Assuming recent experimentals:
You can strip 'em through examination menu (or just walking into them) to layer, fix, or replace their gear (or to just strip them and take away all the junk they’ve been accumulating and give back the rest).
You can deny certain squares as No Pickup Zones and give them free reign otherwise.
You can chat to them to "g"ive them stuff, they’ll take liquids but leave the bottle (unless it’s better than their current weapon, at which point they’ll steal the whole bottle from you once they’re not thirsty anymore), and semi-intelligently decide on whether a weapon or clothing item you’re handing them is better than what they have currently.
You can tell them to sleep whenever they like, but they turn narcoleptic and disappear mid-combat to go nap in nearby cars.
You can tell them to shut up about their needs - just remember to feed them periodically.
You don’t, as far as I can tell, need to boil their water - non-boiled water might rarely make them throw up, but they don’t get nauseous or parasites that I can see.
They’re similarly perfectly happy to eat raw meat, junk food, or anything else, since vitamins don’t matter to them.

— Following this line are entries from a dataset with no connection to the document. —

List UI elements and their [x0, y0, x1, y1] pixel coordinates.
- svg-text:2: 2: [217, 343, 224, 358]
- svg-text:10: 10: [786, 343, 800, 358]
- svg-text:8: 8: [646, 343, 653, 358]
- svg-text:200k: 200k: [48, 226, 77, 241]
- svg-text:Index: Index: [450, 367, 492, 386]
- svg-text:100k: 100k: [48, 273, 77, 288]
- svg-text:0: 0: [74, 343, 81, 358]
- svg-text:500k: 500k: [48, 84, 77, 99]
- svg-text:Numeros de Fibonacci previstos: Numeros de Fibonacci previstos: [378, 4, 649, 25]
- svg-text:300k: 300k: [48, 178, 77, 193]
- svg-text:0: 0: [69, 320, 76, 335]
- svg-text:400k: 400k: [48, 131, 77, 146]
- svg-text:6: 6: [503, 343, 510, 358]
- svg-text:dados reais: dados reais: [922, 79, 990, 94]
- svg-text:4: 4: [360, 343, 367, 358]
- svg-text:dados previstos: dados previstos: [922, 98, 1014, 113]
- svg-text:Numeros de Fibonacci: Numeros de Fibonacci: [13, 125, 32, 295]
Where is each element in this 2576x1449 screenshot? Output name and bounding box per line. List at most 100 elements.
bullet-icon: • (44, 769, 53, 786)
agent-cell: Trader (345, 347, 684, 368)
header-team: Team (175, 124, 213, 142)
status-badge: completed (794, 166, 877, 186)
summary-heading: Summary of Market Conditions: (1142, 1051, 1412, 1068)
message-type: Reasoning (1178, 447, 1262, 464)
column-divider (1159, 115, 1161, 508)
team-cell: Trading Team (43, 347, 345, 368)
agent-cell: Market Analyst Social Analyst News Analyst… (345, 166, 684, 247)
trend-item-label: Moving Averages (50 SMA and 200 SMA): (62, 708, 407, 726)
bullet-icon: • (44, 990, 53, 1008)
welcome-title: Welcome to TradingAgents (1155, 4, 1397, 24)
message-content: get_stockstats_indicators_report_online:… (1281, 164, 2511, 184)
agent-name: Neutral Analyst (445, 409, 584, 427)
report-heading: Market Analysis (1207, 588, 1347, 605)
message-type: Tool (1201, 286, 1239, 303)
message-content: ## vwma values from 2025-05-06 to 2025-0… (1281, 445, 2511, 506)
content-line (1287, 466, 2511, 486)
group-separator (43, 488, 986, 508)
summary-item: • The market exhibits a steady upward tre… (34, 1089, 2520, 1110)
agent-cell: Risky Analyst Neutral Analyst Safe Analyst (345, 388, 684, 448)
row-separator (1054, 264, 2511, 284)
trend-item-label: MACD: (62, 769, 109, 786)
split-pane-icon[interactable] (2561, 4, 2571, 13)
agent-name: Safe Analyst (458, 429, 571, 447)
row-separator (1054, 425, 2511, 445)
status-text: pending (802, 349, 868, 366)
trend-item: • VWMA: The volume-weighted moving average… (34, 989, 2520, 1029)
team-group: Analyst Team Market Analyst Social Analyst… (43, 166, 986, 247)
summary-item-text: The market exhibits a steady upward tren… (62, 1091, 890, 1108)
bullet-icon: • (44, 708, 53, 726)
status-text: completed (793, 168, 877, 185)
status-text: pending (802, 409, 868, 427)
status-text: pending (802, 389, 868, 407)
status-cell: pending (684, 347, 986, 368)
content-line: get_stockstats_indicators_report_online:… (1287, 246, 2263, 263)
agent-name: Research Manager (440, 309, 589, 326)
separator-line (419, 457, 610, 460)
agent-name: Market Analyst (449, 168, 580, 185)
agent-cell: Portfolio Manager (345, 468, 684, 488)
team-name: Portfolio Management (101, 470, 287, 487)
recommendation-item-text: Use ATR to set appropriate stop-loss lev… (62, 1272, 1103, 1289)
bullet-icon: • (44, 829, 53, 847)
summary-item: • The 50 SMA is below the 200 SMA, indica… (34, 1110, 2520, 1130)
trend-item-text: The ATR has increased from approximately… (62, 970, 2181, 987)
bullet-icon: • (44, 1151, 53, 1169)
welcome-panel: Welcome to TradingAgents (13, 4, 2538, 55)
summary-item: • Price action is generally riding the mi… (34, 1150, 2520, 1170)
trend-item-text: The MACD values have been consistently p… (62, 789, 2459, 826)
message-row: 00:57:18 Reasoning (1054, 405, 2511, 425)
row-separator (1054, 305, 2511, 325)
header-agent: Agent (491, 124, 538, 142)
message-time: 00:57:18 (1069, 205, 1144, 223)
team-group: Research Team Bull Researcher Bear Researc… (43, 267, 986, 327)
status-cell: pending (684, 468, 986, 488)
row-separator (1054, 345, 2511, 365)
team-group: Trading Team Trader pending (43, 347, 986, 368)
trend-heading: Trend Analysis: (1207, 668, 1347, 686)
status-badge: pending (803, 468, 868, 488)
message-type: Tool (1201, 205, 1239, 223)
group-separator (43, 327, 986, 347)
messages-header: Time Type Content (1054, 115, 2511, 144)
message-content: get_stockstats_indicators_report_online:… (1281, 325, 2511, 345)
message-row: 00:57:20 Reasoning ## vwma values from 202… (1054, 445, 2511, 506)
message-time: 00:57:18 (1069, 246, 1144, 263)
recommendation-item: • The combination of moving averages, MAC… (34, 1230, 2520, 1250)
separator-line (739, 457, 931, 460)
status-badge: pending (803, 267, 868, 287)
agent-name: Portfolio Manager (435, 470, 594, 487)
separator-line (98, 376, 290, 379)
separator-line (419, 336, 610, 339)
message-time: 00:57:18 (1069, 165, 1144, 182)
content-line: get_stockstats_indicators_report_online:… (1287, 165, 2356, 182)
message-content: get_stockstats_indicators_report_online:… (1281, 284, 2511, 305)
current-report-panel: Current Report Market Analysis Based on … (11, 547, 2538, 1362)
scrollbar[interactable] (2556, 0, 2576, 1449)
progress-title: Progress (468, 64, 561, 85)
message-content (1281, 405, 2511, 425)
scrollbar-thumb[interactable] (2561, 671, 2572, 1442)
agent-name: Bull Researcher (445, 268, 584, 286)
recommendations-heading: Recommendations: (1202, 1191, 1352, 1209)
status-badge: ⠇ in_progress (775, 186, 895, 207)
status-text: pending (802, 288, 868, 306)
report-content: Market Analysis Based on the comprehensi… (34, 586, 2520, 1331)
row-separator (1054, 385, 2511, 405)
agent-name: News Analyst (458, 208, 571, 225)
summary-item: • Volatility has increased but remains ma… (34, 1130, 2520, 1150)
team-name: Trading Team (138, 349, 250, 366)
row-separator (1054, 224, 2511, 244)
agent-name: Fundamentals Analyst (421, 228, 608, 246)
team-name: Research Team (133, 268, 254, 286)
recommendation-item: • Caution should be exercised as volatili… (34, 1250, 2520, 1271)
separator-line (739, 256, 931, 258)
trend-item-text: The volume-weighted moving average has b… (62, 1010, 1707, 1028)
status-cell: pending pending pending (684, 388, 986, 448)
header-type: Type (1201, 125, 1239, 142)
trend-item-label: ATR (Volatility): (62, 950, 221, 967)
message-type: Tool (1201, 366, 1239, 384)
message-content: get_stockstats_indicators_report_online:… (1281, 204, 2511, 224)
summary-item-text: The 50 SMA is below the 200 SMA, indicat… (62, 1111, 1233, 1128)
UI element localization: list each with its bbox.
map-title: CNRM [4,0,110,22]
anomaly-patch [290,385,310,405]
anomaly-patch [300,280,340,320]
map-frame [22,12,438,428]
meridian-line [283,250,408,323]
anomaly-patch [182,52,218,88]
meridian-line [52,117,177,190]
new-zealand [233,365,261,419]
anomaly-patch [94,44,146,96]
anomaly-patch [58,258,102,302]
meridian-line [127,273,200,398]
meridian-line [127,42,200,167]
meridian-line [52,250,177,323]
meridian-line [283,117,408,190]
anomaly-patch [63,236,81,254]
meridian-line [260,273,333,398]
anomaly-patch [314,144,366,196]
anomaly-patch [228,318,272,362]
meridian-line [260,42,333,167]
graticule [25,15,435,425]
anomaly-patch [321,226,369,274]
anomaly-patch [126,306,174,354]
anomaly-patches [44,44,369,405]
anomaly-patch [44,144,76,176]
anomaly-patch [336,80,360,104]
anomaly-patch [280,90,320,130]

You don’t need to worry about them dying of exposure. Even your nudist backup singers will be perfectly fine throughout the coldest lab.
You don’t need to worry about their morale, they’ll still help you batch craft regardless.
You can trade gear back and forth with them with no restrictions.
They can train you in their skills if they’re better’n yours. Currently this breaks their current quest if you ask them to train you while it’s ongoing, but otherwise it’s give or take once a day.
When doing missions, refuse a reward and ask they accompany you after. Partymates don’t charge for training and trade stuff for free.
They can increase their skills by either doing stuff, or watching you use your crafting skills. Generally if you have them use a different weapon than you, they can then train you in that weapon type later, so try that in preference to your entire NPC squad using sporks.
They will go out of their way to pulp any non-acid zombie for you, unless you tell them not to, and you can ask them to close doors behind them if you’d like.
Set their engagement rules to something about “close up, weak enemies” rather than “madly suicidal”, and for the love of the Buddha confiscate their explosives and any ammo for their guns.
Do not expect them to help you fight if you’re in a car, they’ll probably be too busy sitting politely in the passenger seat in case you want to drive off.
If they’ve lost their limbs, they will equip any splints you give them intelligently, and take them off when they’re done. You can also push them into a trolley wish "S"witch places, and then drag them around after you, and they’ll happily sit on board so as not to hold you up. They will not, however, return the favour and push you around when spitters melt you up to the groin. Jerks.